Domestic edible oil industry, led by the Solvent Extractors Association of India (SEA) are demanding that duty on edible oil imports be raised to 40-50 per cent from the current 15 per cent.
"If duty on edible oil imports is not raised to that level it should be restored to the previous level of 25 per cent," SEA had contended in a letter to Prime Minister Atal Bihari Vajpayee.
Government had last year cut the duty by 10 per cent after prices of edible oil began to spurt on supply shortage and rise in global prices.
India’s edible oil demand this season (November 1998-October 1999) has been projected at 84 lakh tonnes against a supply of 68 lakh tonnes.

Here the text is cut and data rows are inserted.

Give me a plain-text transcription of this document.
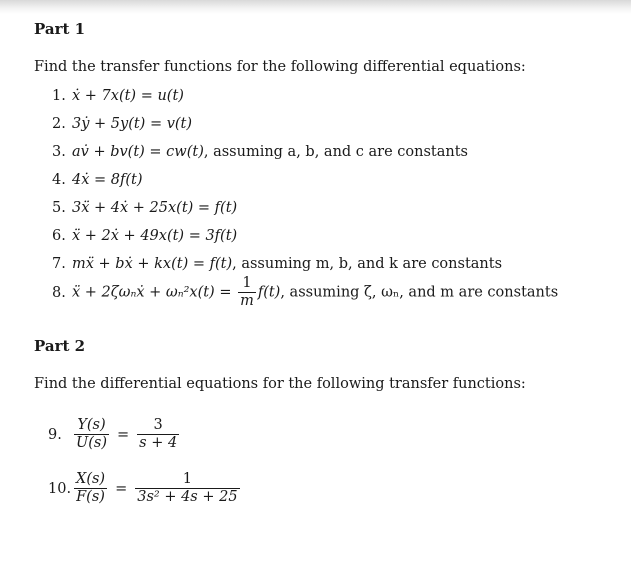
Part 1
Find the transfer functions for the following differential equations:
1. ẋ + 7x(t) = u(t)
2. 3ẏ + 5y(t) = v(t)
3. av̇ + bv(t) = cw(t), assuming a, b, and c are constants
4. 4ẋ = 8f(t)
5. 3ẍ + 4ẋ + 25x(t) = f(t)
6. ẍ + 2ẋ + 49x(t) = 3f(t)
7. mẍ + bẋ + kx(t) = f(t), assuming m, b, and k are constants
8. ẍ + 2ζωₙẋ + $\omega_n^2x(t) = \frac{1}{m} f(t)$, assuming ζ, ωₙ, and m are constants
Part 2
Find the differential equations for the following transfer functions:
9. $\frac{Y(s)}{U(s)} = \frac{3}{s + 4}$
10. $\frac{X(s)}{F(s)} = \frac{1}{\text{3s² + 4s + 25}}$
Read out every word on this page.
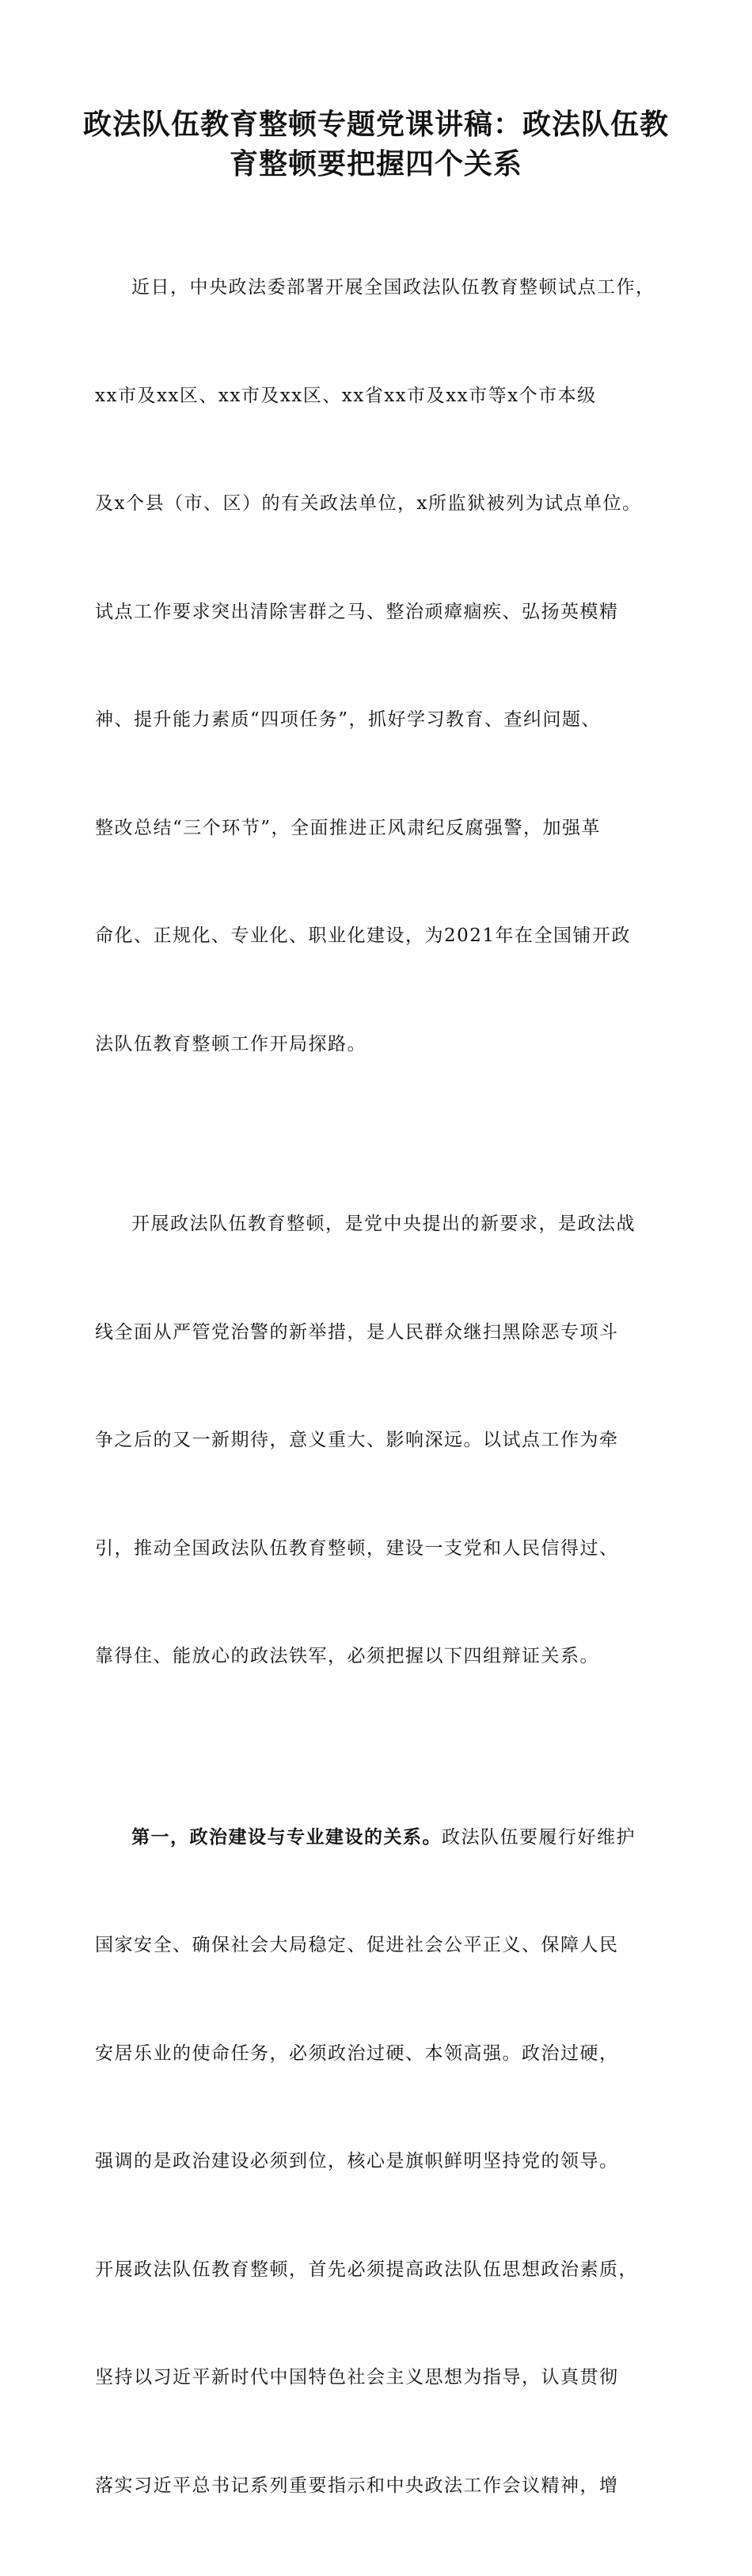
政法队伍教育整顿专题党课讲稿：政法队伍教
育整顿要把握四个关系

近日，中央政法委部署开展全国政法队伍教育整顿试点工作，

xx市及xx区、xx市及xx区、xx省xx市及xx市等x个市本级

及x个县（市、区）的有关政法单位，x所监狱被列为试点单位。

试点工作要求突出清除害群之马、整治顽瘴痼疾、弘扬英模精

神、提升能力素质“四项任务”，抓好学习教育、查纠问题、

整改总结“三个环节”，全面推进正风肃纪反腐强警，加强革

命化、正规化、专业化、职业化建设，为2021年在全国铺开政

法队伍教育整顿工作开局探路。

开展政法队伍教育整顿，是党中央提出的新要求，是政法战

线全面从严管党治警的新举措，是人民群众继扫黑除恶专项斗

争之后的又一新期待，意义重大、影响深远。以试点工作为牵

引，推动全国政法队伍教育整顿，建设一支党和人民信得过、

靠得住、能放心的政法铁军，必须把握以下四组辩证关系。

第一，政治建设与专业建设的关系。政法队伍要履行好维护

国家安全、确保社会大局稳定、促进社会公平正义、保障人民

安居乐业的使命任务，必须政治过硬、本领高强。政治过硬，

强调的是政治建设必须到位，核心是旗帜鲜明坚持党的领导。

开展政法队伍教育整顿，首先必须提高政法队伍思想政治素质，

坚持以习近平新时代中国特色社会主义思想为指导，认真贯彻

落实习近平总书记系列重要指示和中央政法工作会议精神，增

But edible oil imports, encouraged by lower global prices, have already touched 25 lakh tonnes in the eight months of the season against 7.5 lakh tonnes during the corresponding period last year.
SEA has contended that the largescale imports have led to oilseeds prices ruling lower than the minimum statutory prices for these commodities announced by government.
But Sinha said apart from groundnut and soyaoil, prices of other oils were ruling higher than the prices in 1997. "We can not take 1998 prices into consideration as it was an abnormal year when prices increased sharply," he said.
Groundnut oil prices were ruling at Rs 3,620 a quintal in June 1999 against Rs 3,652 in June 1997. Last year, it ruled at Rs 5,000 during the same period. Soyaoil prices ruled at Rs 2,310 a quintal in June 1999 against Rs 3,200 in 1997. Prices of sunflower seed, gingelly (til) and other seeds in comparison to the 1997 situation were ruling higher, Sinha said.
Food minister Surjit Singh Barnala has also ruled out the possibility of government intervention in discouraging edible oil imports, saying imports were on demand.